His Ph.D. thesis is on "Quality of Data Modelling", his habilitation thesis is entitled "Knowledge Management Systems. Information and Communication Technologies for Knowledge Management". His academic career started in 1992 as research assistant at the Johannes-Kepler-University of Linz, Austria. From 1993 to 1995 he was with the Koblenz School of Corporate Management - Otto Beisheim Graduate School of Management (WHU) in Koblenz, Germany. From 1995 to 2002 he worked at the University of Regensburg, Germany, as research assistant and in 2002 as Visiting Professor. He worked as Visiting Assistant Professor at the Terry College of Business, University of Georgia in Athens, GA, USA, from 1998-1999. From 2002 to 2007, he held a Chair in MIS, Information Systems Leadership at the School of Business and Economics, Martin-Luther-University Halle-Wittenberg.

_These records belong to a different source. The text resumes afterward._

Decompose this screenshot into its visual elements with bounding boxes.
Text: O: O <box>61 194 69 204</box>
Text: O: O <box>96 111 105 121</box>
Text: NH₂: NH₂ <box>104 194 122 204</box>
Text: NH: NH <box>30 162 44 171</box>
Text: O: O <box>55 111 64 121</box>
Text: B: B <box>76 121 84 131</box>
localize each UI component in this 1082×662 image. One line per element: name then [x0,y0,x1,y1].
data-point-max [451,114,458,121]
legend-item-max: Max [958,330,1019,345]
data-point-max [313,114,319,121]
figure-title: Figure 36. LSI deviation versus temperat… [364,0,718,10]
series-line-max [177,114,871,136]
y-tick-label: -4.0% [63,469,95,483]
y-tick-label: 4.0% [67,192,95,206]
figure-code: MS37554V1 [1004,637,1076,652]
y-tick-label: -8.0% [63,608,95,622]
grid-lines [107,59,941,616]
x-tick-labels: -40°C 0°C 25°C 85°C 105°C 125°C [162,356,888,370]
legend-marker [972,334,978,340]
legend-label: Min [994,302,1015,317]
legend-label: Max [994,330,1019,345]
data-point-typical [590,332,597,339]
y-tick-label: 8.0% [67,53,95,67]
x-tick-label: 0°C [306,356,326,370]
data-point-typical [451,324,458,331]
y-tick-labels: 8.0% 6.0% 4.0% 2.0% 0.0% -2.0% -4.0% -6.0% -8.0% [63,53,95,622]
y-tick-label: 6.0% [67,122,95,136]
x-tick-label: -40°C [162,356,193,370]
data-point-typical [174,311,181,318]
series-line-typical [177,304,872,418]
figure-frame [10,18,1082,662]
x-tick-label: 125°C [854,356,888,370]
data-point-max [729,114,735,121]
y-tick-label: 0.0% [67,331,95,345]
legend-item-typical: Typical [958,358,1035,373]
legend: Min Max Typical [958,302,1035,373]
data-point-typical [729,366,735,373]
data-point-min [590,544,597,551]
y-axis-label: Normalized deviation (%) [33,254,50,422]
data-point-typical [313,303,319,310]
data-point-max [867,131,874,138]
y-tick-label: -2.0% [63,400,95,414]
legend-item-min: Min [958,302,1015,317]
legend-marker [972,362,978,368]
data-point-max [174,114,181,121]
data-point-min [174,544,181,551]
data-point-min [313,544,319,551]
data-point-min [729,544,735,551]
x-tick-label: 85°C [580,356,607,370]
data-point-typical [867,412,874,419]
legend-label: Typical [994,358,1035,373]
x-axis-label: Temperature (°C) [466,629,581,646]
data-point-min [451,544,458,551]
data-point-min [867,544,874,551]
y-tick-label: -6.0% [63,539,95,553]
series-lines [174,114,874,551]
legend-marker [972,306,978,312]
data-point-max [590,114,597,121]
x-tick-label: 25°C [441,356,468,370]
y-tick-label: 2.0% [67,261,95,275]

Since February 2007, he has been with the School of Management, Leopold-Franzens-University of Innsbruck, Austria. He leads the Information Systems unit as University Professor for Management Information Systems. He is editor as well as reviewer for a number of research journals, international conferences and serves as expert for the European Commission. He has published articles in a number of research journals, books and conference proceedings. His research interests include business process management, data management and business intelligence, flexible and adaptive information systems and knowledge management.

Abstract

Businesses and organizations are characterized by an increasing portion of knowledge-intensive work. Knowledge management instruments as combinations of organizational and information and communication technological measures can be used to improve productivity of knowledge-intensive work. If designed accordingly, knowledge portals can offer suitable platforms for the implementation of knowledge management instruments.
The development of knowledge portals involves substantial requirements for accessing and integrating data, documents and services. The consequent realization of these requirements leads to enterprise knowledge infrastructures. Implementation of both, instruments and infrastructurs, requires adequate modeling techniques that consider the specifics of modeling context in knowledge work, skills and competences of individuals, teams and communities, types and maturity levels of knowledge, processes and composition of knowledge management services.
The presentation reflects on characteristics of knowledge work, knowledge management instruments, knowledge portals and knowledge infrastructures and identifies key concepts for designing IT-based infrastructural solutions aimed at supporting organizational efficiency in handling knowledge.